Samira Kasmi : «Le soutien pour les dyslexiques se limite au primaire. Or, il doit continuer jusqu’au Bac»

Samira Kasmi, Présidente de l’ADEP

Comment et quand avez-vous découvert le «handicap» de votre fils ?

Au début, quand Yassine était tout petit, j’ignorais totalement sa «maladie» si l’on peut appeler cela ainsi. J’étais même une mère sévère avec lui. Avant six ans, quand il était à la maternelle, aucune de ses maîtresses n’a pris conscience de ses difficultés, et à la maison il parlait normalement comme tous les enfants, et ne manquait pas d’intelligence. Ce n’est qu’une fois à l’école primaire que j’ai découvert sa dyslexie : son grand problème c’est quand il passe de l’oral à l’écrit. Là, je constatais au moment des devoirs qu’il se fatiguait très vite, que quelque chose clochait chez lui. Il lui arrivait d’apprendre et d’assimiler une matière, dix minutes après, il ne se souvient plus de rien. J’étais obligée de le suivre quotidiennement de près, avec un suivi chez l’orthophoniste. Un dyslexique doit même être suivi par un psychologue, car il est souvent l’objet d’insultes et de railleries en classe, et cela touche profondément son estime. Résultat : certains deviennent agressifs, c’est leur façon de se protéger et se défendre.

Sous quelle forme son accompagnement doit être dans ce cas, à votre avis…?

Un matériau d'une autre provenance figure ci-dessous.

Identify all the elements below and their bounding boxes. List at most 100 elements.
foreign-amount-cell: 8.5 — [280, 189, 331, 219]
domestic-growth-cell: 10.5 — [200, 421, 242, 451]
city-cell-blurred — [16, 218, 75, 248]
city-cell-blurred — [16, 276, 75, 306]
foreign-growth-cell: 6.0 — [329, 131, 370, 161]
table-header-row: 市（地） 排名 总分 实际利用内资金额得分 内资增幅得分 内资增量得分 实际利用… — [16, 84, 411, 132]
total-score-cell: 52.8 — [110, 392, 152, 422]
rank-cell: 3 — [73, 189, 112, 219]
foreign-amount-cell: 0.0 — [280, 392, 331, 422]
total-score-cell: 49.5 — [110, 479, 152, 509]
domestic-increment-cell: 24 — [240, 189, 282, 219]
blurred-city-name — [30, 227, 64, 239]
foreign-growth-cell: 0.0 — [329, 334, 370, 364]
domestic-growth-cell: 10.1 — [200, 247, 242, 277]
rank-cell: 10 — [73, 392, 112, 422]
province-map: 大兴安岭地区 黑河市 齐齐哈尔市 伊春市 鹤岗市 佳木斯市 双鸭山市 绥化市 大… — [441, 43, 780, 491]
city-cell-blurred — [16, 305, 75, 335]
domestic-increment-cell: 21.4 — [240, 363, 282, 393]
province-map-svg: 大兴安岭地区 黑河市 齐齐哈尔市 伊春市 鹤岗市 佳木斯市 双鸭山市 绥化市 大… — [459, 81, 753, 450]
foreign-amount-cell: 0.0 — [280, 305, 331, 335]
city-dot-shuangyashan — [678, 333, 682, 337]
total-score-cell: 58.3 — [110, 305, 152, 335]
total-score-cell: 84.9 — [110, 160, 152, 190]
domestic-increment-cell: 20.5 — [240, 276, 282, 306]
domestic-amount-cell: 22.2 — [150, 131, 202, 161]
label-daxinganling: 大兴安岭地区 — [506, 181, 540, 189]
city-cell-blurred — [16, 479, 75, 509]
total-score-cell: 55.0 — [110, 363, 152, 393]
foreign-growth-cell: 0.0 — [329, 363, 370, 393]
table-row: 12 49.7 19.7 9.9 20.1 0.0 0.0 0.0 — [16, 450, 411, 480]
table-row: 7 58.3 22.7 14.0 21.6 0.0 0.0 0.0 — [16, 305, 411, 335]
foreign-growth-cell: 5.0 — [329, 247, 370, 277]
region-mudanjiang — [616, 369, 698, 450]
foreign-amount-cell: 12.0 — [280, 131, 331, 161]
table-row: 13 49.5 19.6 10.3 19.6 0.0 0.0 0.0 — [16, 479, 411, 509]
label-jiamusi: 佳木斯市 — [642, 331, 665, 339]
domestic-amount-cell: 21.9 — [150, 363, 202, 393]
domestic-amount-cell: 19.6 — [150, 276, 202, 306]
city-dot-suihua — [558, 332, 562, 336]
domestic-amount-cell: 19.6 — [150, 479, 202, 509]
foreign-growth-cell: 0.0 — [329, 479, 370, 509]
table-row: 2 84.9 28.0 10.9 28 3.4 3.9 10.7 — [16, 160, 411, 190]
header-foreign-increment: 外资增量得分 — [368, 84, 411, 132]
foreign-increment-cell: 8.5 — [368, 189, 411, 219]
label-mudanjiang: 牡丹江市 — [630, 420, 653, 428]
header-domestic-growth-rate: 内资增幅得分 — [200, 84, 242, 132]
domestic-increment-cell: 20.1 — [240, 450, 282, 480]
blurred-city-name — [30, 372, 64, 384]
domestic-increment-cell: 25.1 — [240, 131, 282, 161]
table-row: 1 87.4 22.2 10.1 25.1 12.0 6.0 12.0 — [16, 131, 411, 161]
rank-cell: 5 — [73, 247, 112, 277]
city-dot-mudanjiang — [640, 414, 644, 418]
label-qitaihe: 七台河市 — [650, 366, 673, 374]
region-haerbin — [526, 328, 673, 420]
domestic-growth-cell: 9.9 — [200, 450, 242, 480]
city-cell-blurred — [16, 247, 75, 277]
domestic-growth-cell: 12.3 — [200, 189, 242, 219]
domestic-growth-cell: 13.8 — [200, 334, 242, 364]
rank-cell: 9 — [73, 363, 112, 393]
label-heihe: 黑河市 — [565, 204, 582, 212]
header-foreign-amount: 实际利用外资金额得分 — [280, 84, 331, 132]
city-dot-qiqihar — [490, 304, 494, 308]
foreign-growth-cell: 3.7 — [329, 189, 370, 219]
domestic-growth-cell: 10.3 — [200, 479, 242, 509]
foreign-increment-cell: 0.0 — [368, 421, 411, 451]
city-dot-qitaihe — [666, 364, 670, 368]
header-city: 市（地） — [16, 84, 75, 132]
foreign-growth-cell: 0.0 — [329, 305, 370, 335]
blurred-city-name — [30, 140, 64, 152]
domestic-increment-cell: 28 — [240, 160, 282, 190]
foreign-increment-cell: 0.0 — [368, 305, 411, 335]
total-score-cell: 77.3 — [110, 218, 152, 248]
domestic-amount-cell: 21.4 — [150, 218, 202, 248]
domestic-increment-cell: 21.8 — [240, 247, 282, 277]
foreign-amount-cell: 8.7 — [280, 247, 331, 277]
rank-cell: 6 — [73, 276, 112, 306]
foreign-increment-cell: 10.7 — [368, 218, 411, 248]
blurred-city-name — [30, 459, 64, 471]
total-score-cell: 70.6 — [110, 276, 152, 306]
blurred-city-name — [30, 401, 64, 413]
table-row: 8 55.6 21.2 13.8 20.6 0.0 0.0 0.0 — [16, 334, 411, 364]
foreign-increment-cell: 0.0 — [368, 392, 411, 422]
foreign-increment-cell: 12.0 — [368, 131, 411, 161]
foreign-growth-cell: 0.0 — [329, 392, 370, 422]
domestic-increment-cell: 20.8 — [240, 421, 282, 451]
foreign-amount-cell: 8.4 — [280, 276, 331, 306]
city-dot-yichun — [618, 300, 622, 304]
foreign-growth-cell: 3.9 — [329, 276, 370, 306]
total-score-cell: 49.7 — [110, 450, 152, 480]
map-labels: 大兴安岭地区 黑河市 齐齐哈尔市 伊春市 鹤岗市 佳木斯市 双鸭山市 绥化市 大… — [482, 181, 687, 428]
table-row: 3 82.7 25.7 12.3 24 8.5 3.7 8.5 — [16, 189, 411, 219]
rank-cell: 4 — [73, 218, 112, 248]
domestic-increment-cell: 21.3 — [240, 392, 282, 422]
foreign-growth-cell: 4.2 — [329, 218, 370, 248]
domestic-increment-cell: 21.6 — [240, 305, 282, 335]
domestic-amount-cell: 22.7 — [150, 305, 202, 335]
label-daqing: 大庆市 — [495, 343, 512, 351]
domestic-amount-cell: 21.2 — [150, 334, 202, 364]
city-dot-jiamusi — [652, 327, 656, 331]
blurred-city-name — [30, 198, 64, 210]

Au moins jusqu’au niveau bac, certains nécessitent même un accompagnement au-delà. Mais le grand soutien devra venir des enseignants et du ministère de tutelle, car c’est ce dernier qui est confronté au quotidien aux difficultés scolaires de cette catégorie d’élèves. Il faut dire que tous les parents n’ont pas les moyens de s’offrir d’une façon continue l’aide de l’orthophoniste dont les honoraires sont assez chers (entre 150 et 200 DH dans le privé NDLR), et ils ne sont pas nombreux au Maroc, les 30 ou 40 qui existent sont en plus concentrés dans quelques grandes villes. Au moins que le ministère fasse preuve de plus de compréhension. Et j’avoue que l’Académie régionale d’éducation et de formation (AREF) de Rabat n’est pas insensible à nos réclamations, elle envoie aux directeurs des établissements des directives pour que les cas avérés de dyslexie soient aidés dans la compréhension des sujets lors des examens, en pardonnant leurs fautes de grammaire, et en leur accordant plus de temps que les autres, et cela a commencé depuis 2006. Hélas, ce soutien se limite au primaire. Or, il faut qu’il continue jusqu’au Bac.

Vous sentez donc que votre travail associatif pour cette cause est utile…

Très utile, les parents d’enfants dyslexiques s’organisent de plus en plus, il n’y a pas que notre association, il y en a d’autres. Dommage que la majorité des élèves suivis sont dans les écoles privées, ou dans celles de l’enseignement étranger au Maroc, et donc ils sont plus favorisés, mais nous remarquons que les parents des élèves des écoles publiques commencent à bouger eux aussi, car la cause est la même. Notre association, hélas, commence à donner quelques signes d’essoufflement, nous devions créer un centre d’apprentissage pour cette catégorie d’enfants, mais rien n’a été fait jusqu’à présent. Je dis toujours que le ministère a le devoir de prendre ce problème à bras le corps, de sensibiliser les enseignants et les former pour qu’ils puissent détecter et suivre, en classe, les élèves qui souffrent de cette «maladie» à leur rythme.